La campagne pour l’élection présidentielle du 24 mars prochain bat son plein! Juste une manière de parler, car cette période dont l’effervescence habituelle fait bouger tout le pays, jour et nuit, se déroule certes depuis ce samedi, mais est loin de battre son plein. A qui la faute? Peut-être à la période du jeûne de ramadan qui ne favorisera pas les grands rassemblements aux airs de fête nationale ou de soirs de victoire des Lions de la Teranga. Mais le plus gros coupable n’est autre que Macky Sall qui, pour s’accorder une longévité d’une dizaine de mois au pouvoir, avait décrété le report de la course à son fauteuil. Initialement fixé au 25 février, le scrutin avait été déplacé au 15 décembre, puis au 2 juin, avant d’être ramené à des proportions plus raisonnables afin que la loi fondamentale ne soit pas violée. Certes, il a fallu que le Conseil constitutionnel se dresse contre le projet funeste du président sortant, dont le bail au palais présidentiel est arrivé à expiration. Désormais, à moins d’un autre tour, car il en a plusieurs dans son sac, Macky Sall devra remettre les clés de la maison commune à son successeur au plus tard le 2 avril.

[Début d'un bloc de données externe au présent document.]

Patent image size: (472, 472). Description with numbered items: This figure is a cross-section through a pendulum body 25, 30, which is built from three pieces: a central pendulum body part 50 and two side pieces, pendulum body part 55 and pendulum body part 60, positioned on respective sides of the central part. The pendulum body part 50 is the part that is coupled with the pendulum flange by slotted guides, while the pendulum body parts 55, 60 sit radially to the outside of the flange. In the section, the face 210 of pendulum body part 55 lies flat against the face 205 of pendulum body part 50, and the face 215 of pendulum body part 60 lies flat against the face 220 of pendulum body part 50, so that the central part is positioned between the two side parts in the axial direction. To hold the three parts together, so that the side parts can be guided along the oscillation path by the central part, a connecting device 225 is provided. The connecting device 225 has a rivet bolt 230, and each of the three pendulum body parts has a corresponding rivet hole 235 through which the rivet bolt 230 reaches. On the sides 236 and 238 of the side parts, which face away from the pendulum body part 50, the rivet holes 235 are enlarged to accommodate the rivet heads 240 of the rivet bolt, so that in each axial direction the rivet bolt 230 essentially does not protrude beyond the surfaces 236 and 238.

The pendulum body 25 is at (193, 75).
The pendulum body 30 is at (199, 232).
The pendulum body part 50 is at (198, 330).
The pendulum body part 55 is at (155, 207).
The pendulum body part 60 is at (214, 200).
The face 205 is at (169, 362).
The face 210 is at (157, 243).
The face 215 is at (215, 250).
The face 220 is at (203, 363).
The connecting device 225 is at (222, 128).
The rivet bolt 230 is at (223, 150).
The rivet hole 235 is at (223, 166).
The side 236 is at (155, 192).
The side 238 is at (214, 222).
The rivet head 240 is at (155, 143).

Entre plusieurs stratagèmes pour continuer à gagner du temps, et, officiellement, tenter d’éteindre le feu socio-politique qu’il a allumé, Macky Sall a instauré un dialogue national controversé et a fait voter une loi d’amnistie qui a déjà profité à de nombreux prisonniers politiques et manifestants de rue. Sauf que les prisonniers emblématiques, notamment les leaders du Pastef, dissous par le gouvernement, eux, sont toujours derrière les barreaux. Comme quoi, amnistie ou pas, on ne sort pas d’une prison comme d’un moulin, car il faut une décision du juge. Pour l’instant donc, le chef du Pastef, Ousmane Sonko, privé d’élection car absent de la liste électorale, et son lieutenant, Bassirou Diomaye Faye, à qui il a dû passer le témoin pour la compétition au sommet, ne respirent pas encore l’air de la liberté, encore moins celui de la campagne électorale! Du coup, pour faire vivre le cheval du Pastef durant cette campagne, peut-être pas au rabais, mais bien écourtée, deux autres candidats portent le même projet que lui, durant les meetings et les tranches d’antennes à la télévision publique sénégalaise.

Cette drôle de campagne, menée par les opposants Habib Sy et Cheikh Tidiane Dieye au nom de Bassirou Diomaye Faye, avec pour figure tutélaire Ousmane Sonko, n’est pourtant pas, sans risque de déboussoler des militants qui ne sauront plus, le jour J, devant l’urne, ou donner de la tête. Entre trois candidats pour le même projet, ce n’est pas le choix le plus simple à faire! A moins qu’en réalité, la consigne soit d’office donnée, depuis la campagne, de voter pour Bassirou Diomaye Faye, dont les militants attendent toujours la sortie de prison, plusieurs fois annoncée dans «les prochaines heures». Et si la stratégie cachée de Bassirou Diomaye Faye est de passer directement de la prison à la présidence? Ce qui constituerait, certainement, une prouesse pour le Livre Guinness des records! En attendant, la campagne à la Macky Sall, tire lentement, mais sûrement vers sa fin, sans Bassirou Diomaye Faye, ni Ousmane Sonko, mais pour le bonheur des autres candidats qui espèrent ainsi avoir moins d’obstacles à franchir pour convaincre les électeurs qui ont rendez-vous dans les bureaux de vote, le 24 mars!

Comme le dit l’adage, «le malheur des uns fait le bonheur des autres».